Waterfalls Along the East River, New York City


This is kind of cool. I love big public art projects.

From Weekend America.
If you are walking this weekend along the East River in New York City, you might notice something different: waterfalls. There are four of them as you head downstream. They range from 90 to 120 feet tall, and are made of more than 270 tons of scaffolding. One is underneath the Brooklyn Bridge.

It's New York's largest public art project since Cristo's "The Gates" two years ago in Central Park. At dawn on Thursday, the waterfalls just turned on -- no crowds, no ribbon-cutting.

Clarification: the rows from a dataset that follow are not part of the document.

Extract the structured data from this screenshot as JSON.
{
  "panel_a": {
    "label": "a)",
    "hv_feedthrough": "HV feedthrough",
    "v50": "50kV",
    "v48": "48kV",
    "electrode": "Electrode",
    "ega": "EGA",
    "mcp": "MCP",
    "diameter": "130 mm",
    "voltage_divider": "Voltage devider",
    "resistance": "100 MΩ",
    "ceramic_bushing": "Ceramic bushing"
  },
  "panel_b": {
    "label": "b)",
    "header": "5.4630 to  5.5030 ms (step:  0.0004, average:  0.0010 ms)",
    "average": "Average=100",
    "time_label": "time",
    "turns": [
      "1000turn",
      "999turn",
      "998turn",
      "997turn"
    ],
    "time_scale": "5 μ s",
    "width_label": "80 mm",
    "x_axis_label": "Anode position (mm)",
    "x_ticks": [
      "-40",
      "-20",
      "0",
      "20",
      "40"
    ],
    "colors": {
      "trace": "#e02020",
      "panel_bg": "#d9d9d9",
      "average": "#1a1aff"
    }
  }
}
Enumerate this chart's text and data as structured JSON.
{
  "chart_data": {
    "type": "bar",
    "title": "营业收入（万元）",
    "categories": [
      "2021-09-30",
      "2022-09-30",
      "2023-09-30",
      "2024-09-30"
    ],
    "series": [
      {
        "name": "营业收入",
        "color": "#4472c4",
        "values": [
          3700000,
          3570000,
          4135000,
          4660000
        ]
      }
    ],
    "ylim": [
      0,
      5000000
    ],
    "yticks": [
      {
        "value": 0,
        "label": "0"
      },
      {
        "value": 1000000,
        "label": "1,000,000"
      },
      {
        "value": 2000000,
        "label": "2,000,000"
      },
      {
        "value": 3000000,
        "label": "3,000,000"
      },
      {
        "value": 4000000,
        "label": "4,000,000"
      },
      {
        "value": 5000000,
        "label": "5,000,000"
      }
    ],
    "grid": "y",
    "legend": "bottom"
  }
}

This weekend, many folks are taking them in for the first time. We wanted to get a taste of their reactions. But first we spoke with the artist himself:

Olafur Eliasson: My name is Olafur Eliasson. I am the artist who created the waterfalls here in New York.

I wanted to integrate the water into the city. I didn't want to create a feeling that the waterfall just kind of flew in and was dropped on a neutral platform like a pedestal. So that's why I worked a bit on finding these four sites, which would have a kind of a narrative or an individual story of sort.

The space around the Lower Manhattan -- between Brooklyn and Lower Manhattan and Governors Island -- that space has a history of being kind of looked across. Nobody would look at that space as a kind of positive space. Everyone looks across it and takes it for granted, almost.

When I saw a boat going through the river, and when I looked at the water, essentially, I realized that one of the elements that would add depth to this space -- one of the elements that would take it away from being a representation or a picture and make it actually three-dimensional, make it something that would take time to engage in -- is the time it takes for the water to run.

I look at it as a project, and a project is obviously like a dialogue. I say something, and then the city says something back, then I say something, or somebody else takes part in that dialogue. So I don't think that permanence or leaving the waterfalls up is necessarily any better.